D’autres mosquées québécoises offrent aussi des activités de ce genre.

S’OCCUPER DE SANTÉ MENTALE

Lamine Foura, cofondateur du Congrès maghrébin au Québec, voudrait que l’on offre aux imams une formation sur les ressources en santé mentale dans la province pour qu’ils puissent diriger leurs croyants instables vers celles-ci. « Si mon voisin est en détresse psychologique, c’est mon devoir de l’orienter vers le bon service, dit-il. Ce devrait être la même chose dans nos institutions religieuses. »

La société a un sérieux examen de conscience à faire, estime Valérie Amiraux, professeure au Département de sociologie de l’Université de Montréal, dont les travaux portent entre autres sur le pluralisme religieux et la radicalisation. « Comment se fait-il qu’en 2014, au Québec, de jeunes garçons se trouvent dans des situations de drames et de difficultés affectives telles qu’ils en viennent à commettre un geste pareil ? Pour eux, c’est le meurtre ou le suicide. »

EN FINIR AVEC LE CHÔMAGE

© Coll. privée
© Coll. privée

« Dans un CV, un nom comme Mohammed diminue les chances d’une personne d’être embauchée », souligne Monsef Derraji, président du Congrès maghrébin au Québec. Rien pour amoindrir le sentiment d’exclusion, carburant de la violence…

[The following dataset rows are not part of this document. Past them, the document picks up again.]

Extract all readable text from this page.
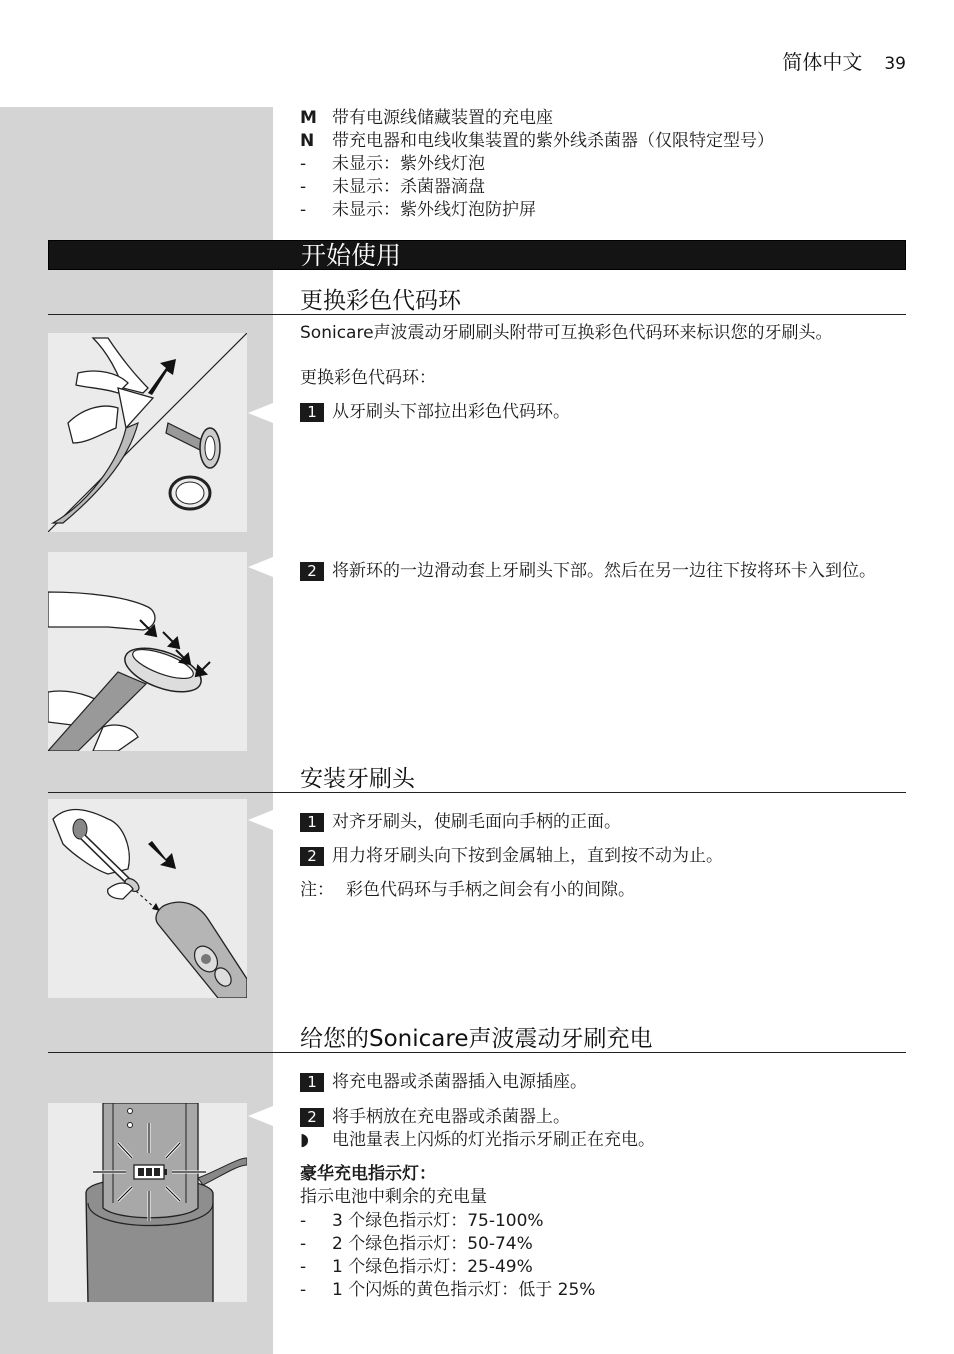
简体中文 39
M 带有电源线储藏装置的充电座
N	带充电器和电线收集装置的紫外线杀菌器（仅限特定型号）
-	未显示：紫外线灯泡
-	未显示：杀菌器滴盘
-	未显示：紫外线灯泡防护屏
开始使用
更换彩色代码环
Sonicare声波震动牙刷刷头附带可互换彩色代码环来标识您的牙刷头。
更换彩色代码环：
1 从牙刷头下部拉出彩色代码环。
2 将新环的一边滑动套上牙刷头下部。然后在另一边往下按将环卡入到位。
安装牙刷头
1 对齐牙刷头，使刷毛面向手柄的正面。
2 用力将牙刷头向下按到金属轴上，直到按不动为止。
注： 彩色代码环与手柄之间会有小的间隙。
给您的Sonicare声波震动牙刷充电
1 将充电器或杀菌器插入电源插座。
2 将手柄放在充电器或杀菌器上。
◗	电池量表上闪烁的灯光指示牙刷正在充电。
豪华充电指示灯：
指示电池中剩余的充电量
-	3 个绿色指示灯：75-100%
-	2 个绿色指示灯：50-74%
-	1 个绿色指示灯：25-49%
-	1 个闪烁的黄色指示灯：低于 25%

Dans le cadre d’une étude effectuée en 2012 pour la Commission des droits de la personne du Québec, Paul Eid, professeur de sociologie à l’UQAM, a démontré qu’un candidat por­tant un nom franco-canadien a 60 % plus de chances d’être convoqué en entrevue dans le grand Mont­réal qu’un candidat au CV presque identique ayant un nom à consonance africaine, arabe ou latino.

 FAIRE COMME AVEC LES SECTES

L’anthropologue française Dounia Bouzar voit dans les techniques d’endoctrinement à l’islam radical des mécanismes semblables à ceux utilisés pour recruter les membres d’une secte. Au Centre de prévention contre les dérives sectaires liées à l’islam, à Paris, elle applique donc des techniques de désendoctrinement avec les 130 familles qui ont fait appel à son équipe. Rien ne sert de raisonner les jeunes, ils sont convaincus de détenir la vérité, selon elle. Il faut plutôt les ébranler par l’évocation de souvenirs et d’émotions pour qu’ils retrouvent leur identité.

OFFRIR DE LA « DÉSINTOX » RELIGIEUSE

Photo © Aaron Harris
Photo © Aaron Harris

En Ontario, de nombreuses initiatives de déradicalisation ont vu le jour à la suite du démantèlement du groupe terroriste Toronto 18, en 2006. La communauté musulmane estimait qu’il fallait ramener dans le droit chemin les jeunes endoctrinés par le mouvement, avant qu’ils passent à l’acte.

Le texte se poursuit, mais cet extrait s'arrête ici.